Update: I should have looked at this post by Matt Ladner first. He largely makes the same point, but with a little more zing at Louisiana.
Though not so much this time of year, my Dad and I like to play catch in the backyard occasionally. It sounds kind of cliched, but my Dad starts talking about how he used to do the same thing with his dad. Then almost inevitably, he starts talking about this old movie called “Field of Dreams.” (After finally seeing this movie, I’m a little scared about wandering into cornfields, but that’s a different story.)
Anyway, there’s this famous line in “Field of Dreams”, where the guy keeps hearing the voice say: “If you build it, they will come.” People in the movie thought he was kind of crazy, sort of like some readers of this blog think I’m crazy.
But at least I’m here to tell you that when it comes to establishing private school choice in a state or community — and is there any doubt I’m a huge fan? — there’s a lot more to the matter than just building the program and expecting people to come. Hence, I encourage you to take a look at the American Enterprise Institute’s new study called “Views from Private Schools.”
Researchers Brian Kisida, Patrick Wolf, and Evan Rhinesmith surveyed hundreds of private school leaders in three leading states with private school choice programs: Florida, Indiana, and Louisiana. Respondents included both schools accepting vouchers or tax credit scholarships, and those who chose not to participate. While answers differed among states, and there’s a lot of interesting detail in the paper, some of the key highlights that I saw are as follows:
- What most motivates private school leaders to participate in a choice program? Three big reasons emerge with more than 80 percent support each: to serve disadvantaged students, to help voucher-eligible kids in their schools, and to offer an alternative curriculum and program to the public schools
- What are their impressions of incoming voucher or tax credit students? Especially in Louisiana and Indiana, the students tend to be less academically prepared and the families less involved than others in their schools
- Is the student aid provided by private school choice programs sufficient? Majorities in all three states said No.
- Why do some schools choose not to participate? “Future regulations that might come with participation” was the top answer, but extra paperwork requirements also ranked highly, along with concerns that new students couldn’t keep up with the academic rigor and potential loss of the school’s “independence, character, or integrity”

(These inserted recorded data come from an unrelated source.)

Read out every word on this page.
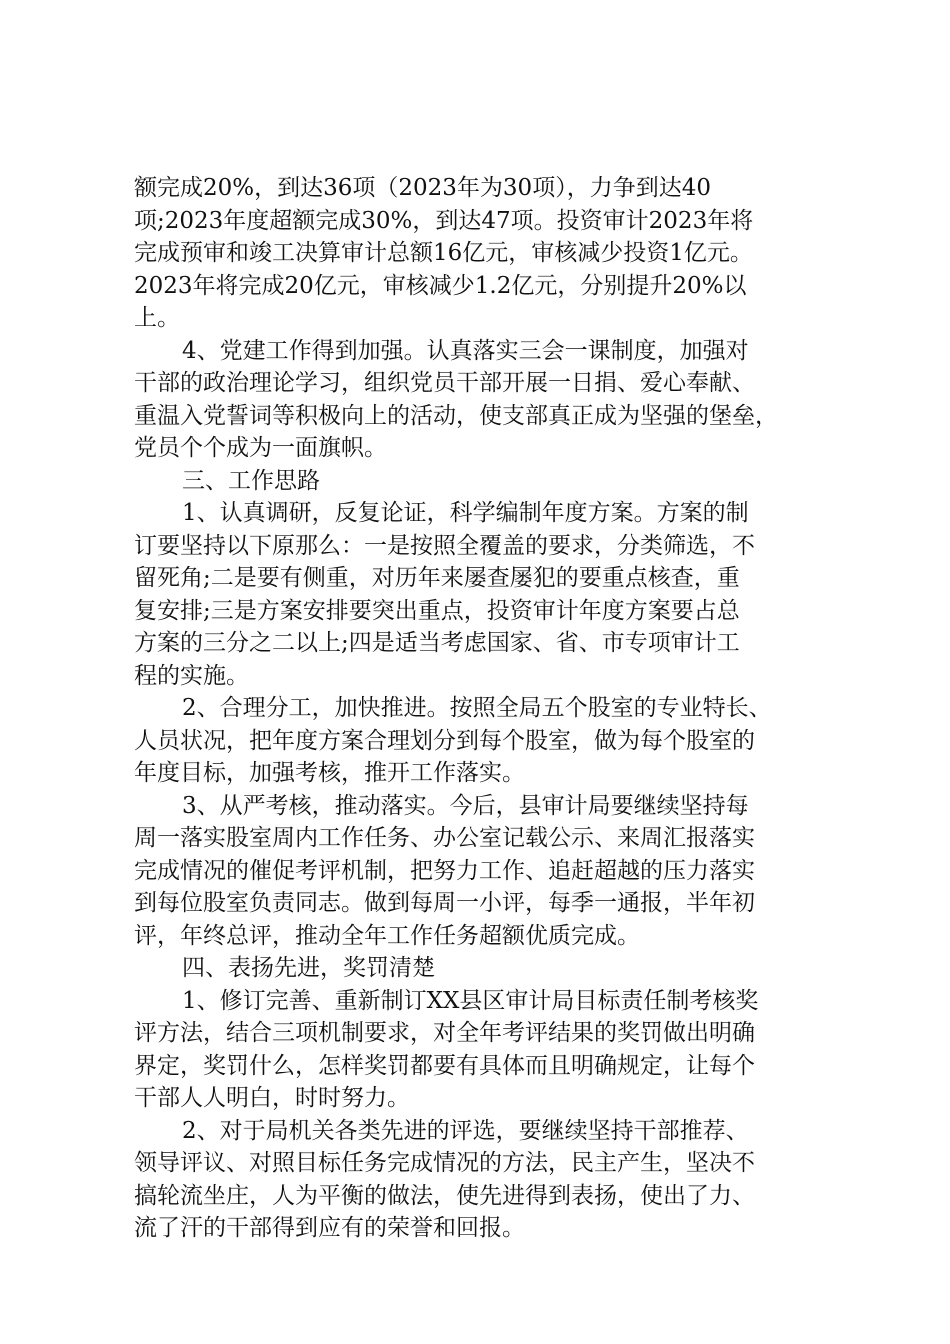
额完成20%，到达36项（2023年为30项），力争到达40
项;2023年度超额完成30%，到达47项。投资审计2023年将
完成预审和竣工决算审计总额16亿元，审核减少投资1亿元。
2023年将完成20亿元，审核减少1.2亿元，分别提升20%以
上。
4、党建工作得到加强。认真落实三会一课制度，加强对
干部的政治理论学习，组织党员干部开展一日捐、爱心奉献、
重温入党誓词等积极向上的活动，使支部真正成为坚强的堡垒，
党员个个成为一面旗帜。
三、工作思路
1、认真调研，反复论证，科学编制年度方案。方案的制
订要坚持以下原那么：一是按照全覆盖的要求，分类筛选，不
留死角;二是要有侧重，对历年来屡查屡犯的要重点核查，重
复安排;三是方案安排要突出重点，投资审计年度方案要占总
方案的三分之二以上;四是适当考虑国家、省、市专项审计工
程的实施。
2、合理分工，加快推进。按照全局五个股室的专业特长、
人员状况，把年度方案合理划分到每个股室，做为每个股室的
年度目标，加强考核，推开工作落实。
3、从严考核，推动落实。今后，县审计局要继续坚持每
周一落实股室周内工作任务、办公室记载公示、来周汇报落实
完成情况的催促考评机制，把努力工作、追赶超越的压力落实
到每位股室负责同志。做到每周一小评，每季一通报，半年初
评，年终总评，推动全年工作任务超额优质完成。
四、表扬先进，奖罚清楚
1、修订完善、重新制订XX县区审计局目标责任制考核奖
评方法，结合三项机制要求，对全年考评结果的奖罚做出明确
界定，奖罚什么，怎样奖罚都要有具体而且明确规定，让每个
干部人人明白，时时努力。
2、对于局机关各类先进的评选，要继续坚持干部推荐、
领导评议、对照目标任务完成情况的方法，民主产生，坚决不
搞轮流坐庄，人为平衡的做法，使先进得到表扬，使出了力、
流了汗的干部得到应有的荣誉和回报。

- What concerns do participating schools have with the private school choice program? In addition to the future regulations and extra paperwork (sense a theme?), “a number of school leaders expressed a strong preference for nationally normed tests” rather than having to administer the state assessment. Florida school leaders were fine with testing and reporting, as long as they didn’t have to use the more burdensome and less helpful FCAT. In Louisiana, most respondents expressed concern about the requirement for participating schools to administer the state test.

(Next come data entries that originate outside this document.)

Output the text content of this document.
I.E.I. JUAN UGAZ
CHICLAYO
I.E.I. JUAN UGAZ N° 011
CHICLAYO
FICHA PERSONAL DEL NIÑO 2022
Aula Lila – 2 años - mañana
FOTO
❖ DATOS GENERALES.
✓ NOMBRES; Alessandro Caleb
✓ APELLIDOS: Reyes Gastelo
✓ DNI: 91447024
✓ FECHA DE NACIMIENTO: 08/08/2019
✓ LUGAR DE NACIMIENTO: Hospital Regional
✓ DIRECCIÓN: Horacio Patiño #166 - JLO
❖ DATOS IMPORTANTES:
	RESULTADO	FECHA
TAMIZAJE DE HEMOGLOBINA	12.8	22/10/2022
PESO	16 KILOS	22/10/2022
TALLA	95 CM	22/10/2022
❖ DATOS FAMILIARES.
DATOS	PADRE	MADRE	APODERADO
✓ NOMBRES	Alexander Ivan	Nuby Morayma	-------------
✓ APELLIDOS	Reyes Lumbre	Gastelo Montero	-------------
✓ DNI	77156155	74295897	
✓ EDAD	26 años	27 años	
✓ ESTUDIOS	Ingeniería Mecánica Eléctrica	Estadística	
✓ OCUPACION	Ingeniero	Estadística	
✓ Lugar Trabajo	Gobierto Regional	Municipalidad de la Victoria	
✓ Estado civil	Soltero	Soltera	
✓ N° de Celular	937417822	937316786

The last question especially speaks volumes to Colorado’s own efforts to expand access to quality educational options outside the traditional K-12 public system. Some measure of transparency and accountability is crucial to building support for these innovative programs, but must be balanced with other important concerns. The state assessment largely is seen as infringing on a school’s unique curriculum and reducing important instructional time, while there are other, less intrusive ways to measure how well students are benefiting from the program.
Of course, the welfare of a particular private school is no more or less important than the welfare of a particular public school. But when we open the doors of choice as a way to access more quality educational opportunities, Colorado shouldn’t make participation so rough that it effectively excludes a large number of private schools from helping some of its current families, as well as additional disadvantaged kids, just to keep more adults in state government offices busy.
There are good ways to make these programs work well and prove their worth without subjecting scholarship students and their new schools to state testing and excessive regulations.